Djurdja, o Giorgia, è psicologa e lavora da tre anni per la cooperativa Officina Lavoro. Quando è arrivata qui erano in otto: ora sono più che raddoppiati e la cooperativa si è allargata moltissimo. Inizialmente lavorava come operatrice sociale e si occupava di progetti per i giovani e varie fragilità psico-sociali ed economiche. Prendeva quindi in carico dei giovani con varie fragilità che poi accompagnavano con dei percorsi a misura di persona della durata di uno o due anni. Questi percorsi prevedevano un sostegno psicologico, formativo e di orientamento al lavoro. Ora Giorgia è responsabile della sede di Milano e, in quanto cooperativa, ciascun socio può proporre ed avviare delle nuove progettualità: in questo vi è un forte spirito imprenditoriale che viene molto apprezzato dai soci che sono per lo più giovani under trentacinque.

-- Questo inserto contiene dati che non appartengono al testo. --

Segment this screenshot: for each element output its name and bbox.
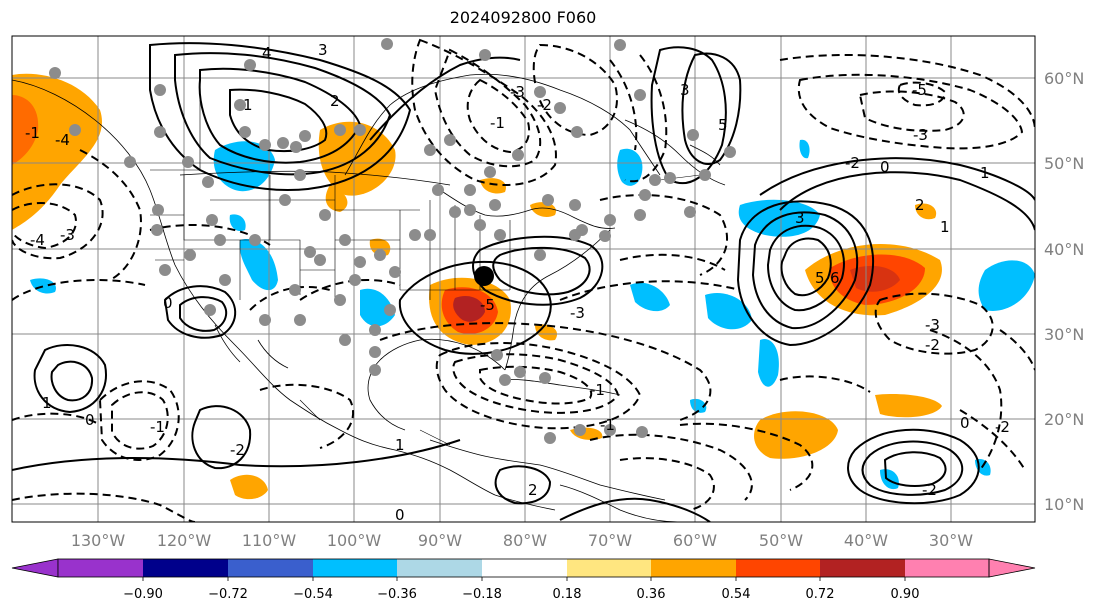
colorbar-tick-labels: −0.90 −0.72 −0.54 −0.36 −0.18 0.18 0.36 … <box>123 587 919 602</box>
contour-label: 1 <box>243 96 253 114</box>
contour-label: 1 <box>42 394 52 412</box>
contour-label: -2 <box>230 441 245 459</box>
contour-label: 0 <box>395 506 405 524</box>
graticule <box>12 36 1035 522</box>
contour-label: 0 <box>880 158 890 176</box>
contour-label: 6 <box>830 269 840 287</box>
colorbar-segment <box>397 559 482 577</box>
lon-label: 120°W <box>157 531 212 550</box>
colorbar-tick-label: −0.54 <box>293 587 333 602</box>
contour-label: 0 <box>960 414 970 432</box>
lat-label: 20°N <box>1044 410 1084 429</box>
contour-label: -1 <box>590 381 605 399</box>
contour-label: 0 <box>85 411 95 429</box>
contour-label: 1 <box>980 164 990 182</box>
colorbar-tick-label: −0.72 <box>208 587 248 602</box>
focus-point-marker <box>474 266 494 286</box>
contour-label: 3 <box>795 209 805 227</box>
contour-label: -1 <box>25 124 40 142</box>
map-title: 2024092800 F060 <box>449 8 597 27</box>
negative-contours <box>12 38 1035 522</box>
colorbar-segment <box>567 559 651 577</box>
contour-label: 1 <box>395 436 405 454</box>
lon-label: 110°W <box>242 531 297 550</box>
colorbar-segment <box>905 559 989 577</box>
colorbar-tick-label: 0.72 <box>806 587 835 602</box>
map-content: 4 3 2 1 0 -1 -2 -3 -4 -5 5 6 3 -3 -2 -1 … <box>12 36 1035 524</box>
contour-label: -3 <box>570 304 585 322</box>
map-frame <box>11 35 1036 523</box>
contour-label: -3 <box>925 316 940 334</box>
colorbar-segment <box>820 559 905 577</box>
contour-label: 2 <box>330 92 340 110</box>
contour-label: 3 <box>318 41 328 59</box>
contour-label: -4 <box>55 131 70 149</box>
lon-label: 50°W <box>759 531 803 550</box>
colorbar-segment <box>313 559 397 577</box>
colorbar-segment <box>143 559 228 577</box>
contour-label: -3 <box>60 226 75 244</box>
colorbar-segment <box>228 559 313 577</box>
contour-label: 4 <box>262 44 272 62</box>
colorbar-lower-extension <box>11 558 59 578</box>
contour-label: 0 <box>163 294 173 312</box>
contour-label: -4 <box>30 231 45 249</box>
colorbar: −0.90 −0.72 −0.54 −0.36 −0.18 0.18 0.36 … <box>11 558 1036 602</box>
colorbar-tick-label: 0.36 <box>637 587 666 602</box>
latitude-labels: 60°N 50°N 40°N 30°N 20°N 10°N <box>1044 69 1084 514</box>
contour-label: -1 <box>150 418 165 436</box>
lat-label: 40°N <box>1044 240 1084 259</box>
lon-label: 30°W <box>929 531 973 550</box>
colorbar-segment <box>736 559 820 577</box>
contour-label: -5 <box>912 81 927 99</box>
contour-label: -1 <box>600 416 615 434</box>
colorbar-segment <box>58 559 143 577</box>
colorbar-upper-extension <box>988 558 1036 578</box>
contour-label: 2 <box>528 481 538 499</box>
lat-label: 30°N <box>1044 325 1084 344</box>
contour-label: 2 <box>915 196 925 214</box>
lon-label: 80°W <box>503 531 547 550</box>
contour-label: -3 <box>913 126 928 144</box>
colorbar-segment <box>482 559 567 577</box>
colorbar-frame <box>57 558 990 578</box>
colorbar-tick-label: −0.90 <box>123 587 163 602</box>
longitude-labels: 130°W 120°W 110°W 100°W 90°W 80°W 70°W 6… <box>71 531 973 550</box>
contour-label: -2 <box>925 336 940 354</box>
colorbar-tick-label: 0.90 <box>891 587 920 602</box>
anomaly-fills <box>12 73 1035 500</box>
lon-label: 100°W <box>327 531 382 550</box>
lon-label: 70°W <box>588 531 632 550</box>
contour-label: 1 <box>940 218 950 236</box>
contour-labels: 4 3 2 1 0 -1 -2 -3 -4 -5 5 6 3 -3 -2 -1 … <box>25 41 1010 524</box>
contour-label: 5 <box>815 269 825 287</box>
lat-label: 10°N <box>1044 495 1084 514</box>
contour-label: -5 <box>480 296 495 314</box>
colorbar-tick-label: −0.36 <box>377 587 417 602</box>
contour-label: -1 <box>490 114 505 132</box>
lon-label: 90°W <box>418 531 462 550</box>
colorbar-tick-label: −0.18 <box>462 587 502 602</box>
contour-label: 3 <box>680 81 690 99</box>
colorbar-tick-label: 0.18 <box>553 587 582 602</box>
contour-label: 5 <box>718 116 728 134</box>
lat-label: 50°N <box>1044 154 1084 173</box>
contour-label: -2 <box>922 481 937 499</box>
contour-label: -2 <box>537 96 552 114</box>
contour-label: -2 <box>995 418 1010 436</box>
contour-label: -3 <box>510 83 525 101</box>
station-markers <box>49 38 736 444</box>
lon-label: 60°W <box>673 531 717 550</box>
lon-label: 40°W <box>844 531 888 550</box>
colorbar-segment <box>651 559 736 577</box>
colorbar-ticks <box>142 577 906 581</box>
colorbar-tick-label: 0.54 <box>722 587 751 602</box>
lon-label: 130°W <box>71 531 126 550</box>
contour-label: -2 <box>845 154 860 172</box>
lat-label: 60°N <box>1044 69 1084 88</box>
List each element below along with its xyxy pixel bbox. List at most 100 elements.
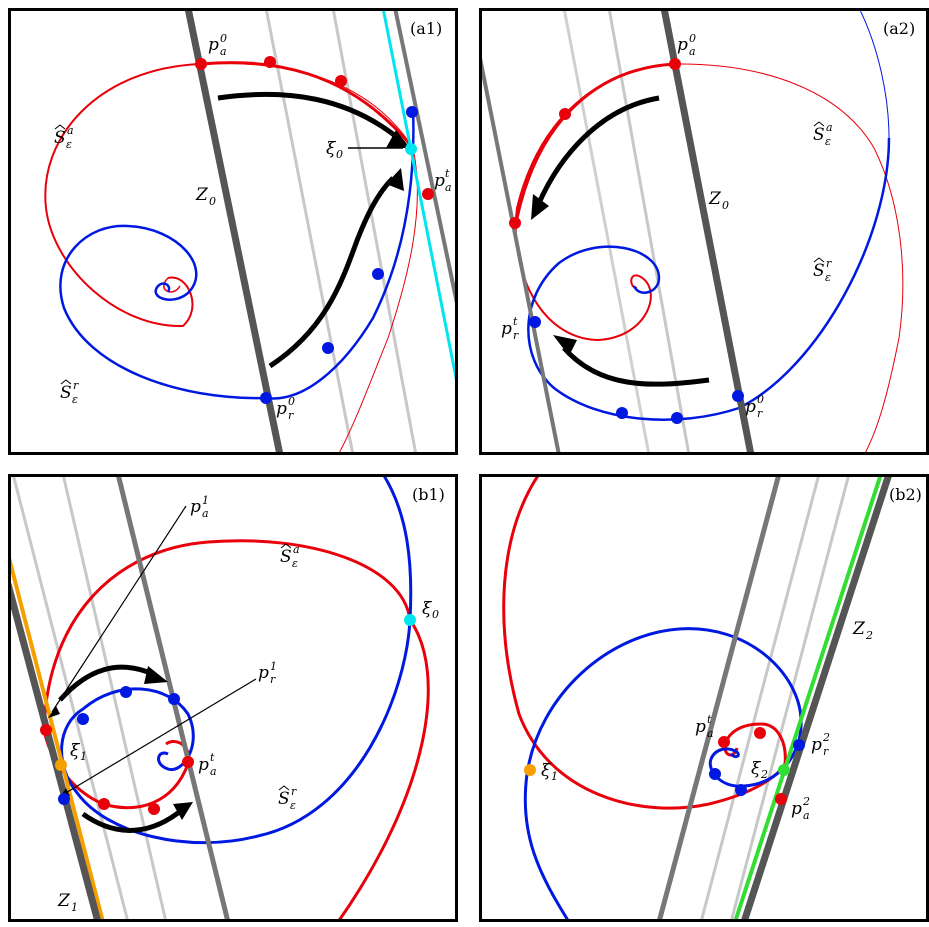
label-pat: p at — [198, 751, 217, 778]
svg-text:a: a — [445, 181, 452, 194]
red-points — [40, 724, 194, 815]
light-lines — [264, 8, 418, 455]
label-pa2: p a2 — [791, 795, 810, 822]
svg-text:ξ: ξ — [70, 741, 81, 761]
svg-text:r: r — [826, 257, 832, 270]
svg-text:p: p — [695, 717, 706, 737]
xi0-point — [405, 143, 417, 155]
label-pr1: p r1 — [258, 660, 277, 686]
svg-text:ε: ε — [825, 271, 831, 284]
svg-text:1: 1 — [80, 750, 87, 763]
svg-text:p: p — [811, 735, 822, 755]
fold-line-Z0 — [184, 8, 284, 455]
xi1-point — [524, 764, 536, 776]
svg-text:ξ: ξ — [422, 599, 433, 619]
svg-text:p: p — [276, 399, 287, 419]
svg-text:r: r — [757, 407, 763, 420]
svg-text:0: 0 — [288, 395, 295, 408]
xi2-point — [778, 764, 790, 776]
light-lines — [562, 8, 691, 455]
svg-text:r: r — [270, 673, 276, 686]
red-points — [195, 56, 434, 200]
svg-text:0: 0 — [336, 148, 343, 161]
xi0-point — [404, 614, 416, 626]
hat-accent — [813, 121, 825, 127]
svg-text:ε: ε — [292, 557, 298, 570]
svg-text:S: S — [813, 125, 825, 145]
svg-text:2: 2 — [802, 795, 810, 808]
blue-points — [58, 686, 180, 805]
svg-text:r: r — [291, 785, 297, 798]
hat-accent — [60, 379, 72, 385]
blue-points — [709, 739, 805, 796]
svg-text:S: S — [813, 261, 825, 281]
label-pat: p at — [434, 167, 452, 194]
hat-accent — [280, 543, 292, 549]
light-lines — [11, 474, 168, 922]
label-pa1: p a1 — [190, 494, 209, 520]
repelling-slow-manifold — [59, 107, 415, 400]
svg-text:0: 0 — [220, 32, 227, 45]
svg-text:S: S — [278, 789, 290, 809]
panel-tag: (a1) — [410, 19, 442, 38]
label-prt: p rt — [501, 315, 519, 342]
svg-text:r: r — [823, 745, 829, 758]
svg-text:Z: Z — [852, 619, 866, 639]
svg-text:t: t — [210, 751, 215, 764]
fold-line-dark — [656, 474, 782, 922]
tangent-line — [381, 8, 458, 396]
label-pr0: p r0 — [276, 395, 295, 422]
svg-text:ε: ε — [66, 138, 72, 151]
svg-text:Z: Z — [195, 185, 209, 205]
svg-text:r: r — [513, 329, 519, 342]
hat-accent — [813, 257, 825, 263]
svg-text:t: t — [707, 713, 712, 726]
svg-text:1: 1 — [202, 494, 209, 507]
svg-text:S: S — [54, 128, 66, 148]
attracting-slow-manifold — [44, 61, 418, 455]
svg-text:p: p — [208, 35, 219, 55]
svg-text:a: a — [689, 45, 696, 58]
svg-text:1: 1 — [71, 901, 78, 914]
flow-arrows — [58, 664, 185, 833]
blue-points — [529, 316, 744, 424]
svg-text:ε: ε — [72, 393, 78, 406]
svg-text:p: p — [198, 755, 209, 775]
svg-text:Z: Z — [57, 891, 71, 911]
red-points — [718, 727, 787, 805]
hat-accent — [278, 785, 290, 791]
pointer-lines — [51, 505, 257, 795]
fold-line-Z0 — [660, 8, 755, 455]
svg-text:a: a — [707, 727, 714, 740]
svg-text:S: S — [60, 383, 72, 403]
svg-text:2: 2 — [822, 731, 830, 744]
svg-text:a: a — [293, 543, 300, 556]
svg-text:t: t — [513, 315, 518, 328]
label-pr0: p r0 — [745, 393, 764, 420]
flow-arrows — [536, 95, 710, 387]
svg-text:Z: Z — [708, 189, 722, 209]
panel-tag: (b1) — [412, 485, 445, 504]
svg-text:p: p — [258, 663, 269, 683]
svg-text:a: a — [67, 124, 74, 137]
svg-text:0: 0 — [757, 393, 764, 406]
svg-text:ε: ε — [290, 799, 296, 812]
fold-line-Z2 — [740, 474, 893, 922]
svg-text:S: S — [280, 547, 292, 567]
svg-text:p: p — [501, 319, 512, 339]
label-pr2: p r2 — [811, 731, 830, 758]
svg-text:0: 0 — [689, 32, 696, 45]
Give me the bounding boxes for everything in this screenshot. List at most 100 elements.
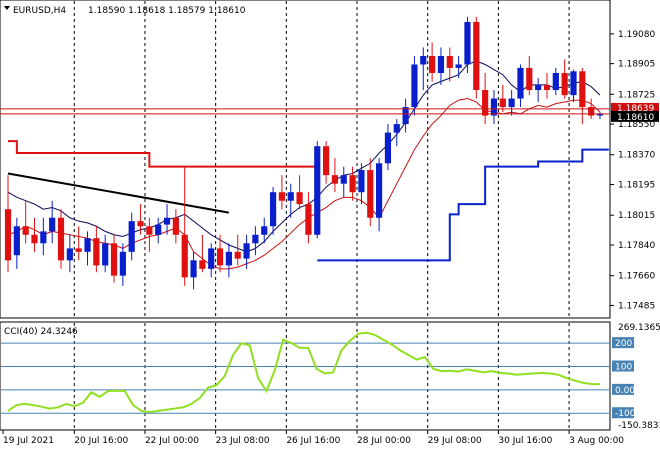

Nel loro lavoro si rivolgono al Municipio cinque e non solo: fanno infatti parte di diversi tavoli territoriali, tra cui il tavolo lavoro, e di diverse reti, come la rete di QuBì Gratosoglio, che si occupa di povertà minorile. Sono quindi uno spazio aperto a tutta la cittadinanza: vocazione che si è rafforzata con l’apertura dello sportello WeMi, anche se il loro target primario rimane quello dei giovani adolescenti e adulti con diverse fragilità. Un esempio sono i laboratori per i giovani sulla motivazione, l’autostima e la gestione delle emozioni oppure il progetto “Officina dell’io” per minori con messa alla prova dell’area penale e che loro accompagnano in percorsi di volontariato e riabilitazione. Hanno poi sei sportelli di orientamento situati in diversi comuni, in cui si occupano di accompagnamento e inserimento lavorativo, e dispongono di un appartamento dove possono ospitare temporaneamente persone in grande difficoltà.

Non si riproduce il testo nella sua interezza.